Michigan Poised To Become A “Right-To-Work” State


[authors: Josh Meeuwse and Amy Moor Gaylord]

Yesterday, the Michigan House and Senate each passed right-to-work legislation amid tumultuous protest by union supporters. Governor Snyder (R) has said that he will sign the bills, which could occur as early as Tuesday. He cannot sign them earlier because of rules requiring a five-day delay between votes in the two chambers on the same legislation.

If passed, the legislation will give private and public sector workers in an organized workforce the right to avoid paying dues, and the right to refuse to become a member of the union. Only police officers and firefighters would be exempt from this rule.

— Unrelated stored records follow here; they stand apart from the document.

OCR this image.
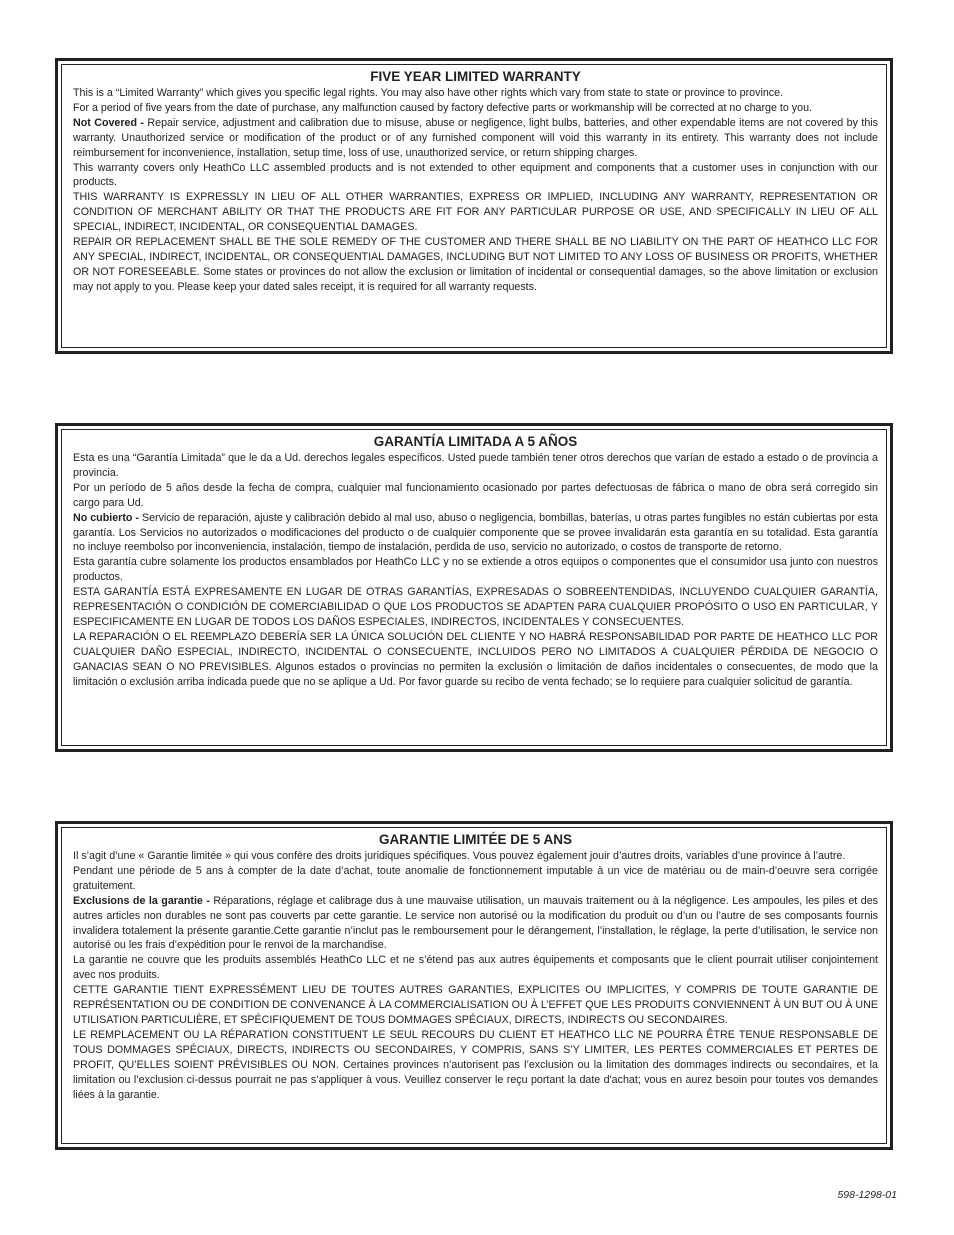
FIVE YEAR LIMITED WARRANTY

This is a “Limited Warranty” which gives you specific legal rights. You may also have other rights which vary from state to state or province to province.

For a period of five years from the date of purchase, any malfunction caused by factory defective parts or workmanship will be corrected at no charge to you.

Not Covered - Repair service, adjustment and calibration due to misuse, abuse or negligence, light bulbs, batteries, and other expendable items are not covered by this warranty. Unauthorized service or modification of the product or of any furnished component will void this warranty in its entirety. This warranty does not include reimbursement for inconvenience, installation, setup time, loss of use, unauthorized service, or return shipping charges.

This warranty covers only HeathCo LLC assembled products and is not extended to other equipment and components that a customer uses in conjunction with our products.

THIS WARRANTY IS EXPRESSLY IN LIEU OF ALL OTHER WARRANTIES, EXPRESS OR IMPLIED, INCLUDING ANY WARRANTY, REPRESENTATION OR CONDITION OF MERCHANT ABILITY OR THAT THE PRODUCTS ARE FIT FOR ANY PARTICULAR PURPOSE OR USE, AND SPECIFICALLY IN LIEU OF ALL SPECIAL, INDIRECT, INCIDENTAL, OR CONSEQUENTIAL DAMAGES.

REPAIR OR REPLACEMENT SHALL BE THE SOLE REMEDY OF THE CUSTOMER AND THERE SHALL BE NO LIABILITY ON THE PART OF HEATHCO LLC FOR ANY SPECIAL, INDIRECT, INCIDENTAL, OR CONSEQUENTIAL DAMAGES, INCLUDING BUT NOT LIMITED TO ANY LOSS OF BUSINESS OR PROFITS, WHETHER OR NOT FORESEEABLE. Some states or provinces do not allow the exclusion or limitation of incidental or consequential damages, so the above limitation or exclusion may not apply to you. Please keep your dated sales receipt, it is required for all warranty requests.

GARANTÍA LIMITADA A 5 AÑOS

Esta es una “Garantía Limitada” que le da a Ud. derechos legales específicos. Usted puede también tener otros derechos que varían de estado a estado o de provincia a provincia.

Por un período de 5 años desde la fecha de compra, cualquier mal funcionamiento ocasionado por partes defectuosas de fábrica o mano de obra será corregido sin cargo para Ud.

No cubierto - Servicio de reparación, ajuste y calibración debido al mal uso, abuso o negligencia, bombillas, baterías, u otras partes fungibles no están cubiertas por esta garantía. Los Servicios no autorizados o modificaciones del producto o de cualquier componente que se provee invalidarán esta garantía en su totalidad. Esta garantía no incluye reembolso por inconveniencia, instalación, tiempo de instalación, perdida de uso, servicio no autorizado, o costos de transporte de retorno.

Esta garantía cubre solamente los productos ensamblados por HeathCo LLC y no se extiende a otros equipos o componentes que el consumidor usa junto con nuestros productos.

ESTA GARANTÍA ESTÁ EXPRESAMENTE EN LUGAR DE OTRAS GARANTÍAS, EXPRESADAS O SOBREENTENDIDAS, INCLUYENDO CUALQUIER GARANTÍA, REPRESENTACIÓN O CONDICIÓN DE COMERCIABILIDAD O QUE LOS PRODUCTOS SE ADAPTEN PARA CUALQUIER PROPÓSITO O USO EN PARTICULAR, Y ESPECIFICAMENTE EN LUGAR DE TODOS LOS DAÑOS ESPECIALES, INDIRECTOS, INCIDENTALES Y CONSECUENTES.

LA REPARACIÓN O EL REEMPLAZO DEBERÍA SER LA ÚNICA SOLUCIÓN DEL CLIENTE Y NO HABRÁ RESPONSABILIDAD POR PARTE DE HEATHCO LLC POR CUALQUIER DAÑO ESPECIAL, INDIRECTO, INCIDENTAL O CONSECUENTE, INCLUIDOS PERO NO LIMITADOS A CUALQUIER PÉRDIDA DE NEGOCIO O GANACIAS SEAN O NO PREVISIBLES. Algunos estados o provincias no permiten la exclusión o limitación de daños incidentales o consecuentes, de modo que la limitación o exclusión arriba indicada puede que no se aplique a Ud. Por favor guarde su recibo de venta fechado; se lo requiere para cualquier solicitud de garantía.

GARANTIE LIMITÉE DE 5 ANS

Il s’agit d’une « Garantie limitée » qui vous confère des droits juridiques spécifiques. Vous pouvez également jouir d’autres droits, variables d’une province à l’autre.

Pendant une période de 5 ans à compter de la date d’achat, toute anomalie de fonctionnement imputable à un vice de matériau ou de main-d’oeuvre sera corrigée gratuitement.

Exclusions de la garantie - Réparations, réglage et calibrage dus à une mauvaise utilisation, un mauvais traitement ou à la négligence. Les ampoules, les piles et des autres articles non durables ne sont pas couverts par cette garantie. Le service non autorisé ou la modification du produit ou d’un ou l’autre de ses composants fournis invalidera totalement la présente garantie.Cette garantie n’inclut pas le remboursement pour le dérangement, l’installation, le réglage, la perte d’utilisation, le service non autorisé ou les frais d’expédition pour le renvoi de la marchandise.

La garantie ne couvre que les produits assemblés HeathCo LLC et ne s’étend pas aux autres équipements et composants que le client pourrait utiliser conjointement avec nos produits.

CETTE GARANTIE TIENT EXPRESSÉMENT LIEU DE TOUTES AUTRES GARANTIES, EXPLICITES OU IMPLICITES, Y COMPRIS DE TOUTE GARANTIE DE REPRÉSENTATION OU DE CONDITION DE CONVENANCE À LA COMMERCIALISATION OU À L’EFFET QUE LES PRODUITS CONVIENNENT À UN BUT OU À UNE UTILISATION PARTICULIÈRE, ET SPÉCIFIQUEMENT DE TOUS DOMMAGES SPÉCIAUX, DIRECTS, INDIRECTS OU SECONDAIRES.

LE REMPLACEMENT OU LA RÉPARATION CONSTITUENT LE SEUL RECOURS DU CLIENT ET HEATHCO LLC NE POURRA ÊTRE TENUE RESPONSABLE DE TOUS DOMMAGES SPÉCIAUX, DIRECTS, INDIRECTS OU SECONDAIRES, Y COMPRIS, SANS S’Y LIMITER, LES PERTES COMMERCIALES ET PERTES DE PROFIT, QU’ELLES SOIENT PRÉVISIBLES OU NON. Certaines provinces n’autorisent pas l’exclusion ou la limitation des dommages indirects ou secondaires, et la limitation ou l’exclusion ci-dessus pourrait ne pas s’appliquer à vous. Veuillez conserver le reçu portant la date d'achat; vous en aurez besoin pour toutes vos demandes liées à la garantie.

598-1298-01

The legislation, and the manner in which it was passed, has caused an uproar among Democrats and union advocates. The right-to-work legislation was introduced almost two years ago, in early 2011, and has lain dormant since. Several weeks ago, rumors began circulating that the Republican-controlled House and Senate might try to pass the legislation during the lame-duck session. The legislation was still a surprise, however, because details of the bills were not made available publicly until they were read aloud on both floors on Thursday. As news of the legislation spread, thousands of protestors attempted to enter the State Capitol, forcing the police to temporarily lockdown the building. The Democrats in both chambers also staged walkouts in protest. Ultimately, the legislation regarding private sector workers passed the House by a vote of 58-52 and the Senate by a vote of 22-16.  The legislation regarding public sector workers passed the Senate by a vote of 22-4. The House has yet to vote on the public sector legislation, and has adjourned until next Tuesday, which presumably is when it will vote on the bill.

Republicans decided to advance the legislation after 58 percent of Michigan voters rejected a ballot measure in November that would have amended the Michigan Constitution to guarantee public and private sector workers the right to organize and collectively bargain.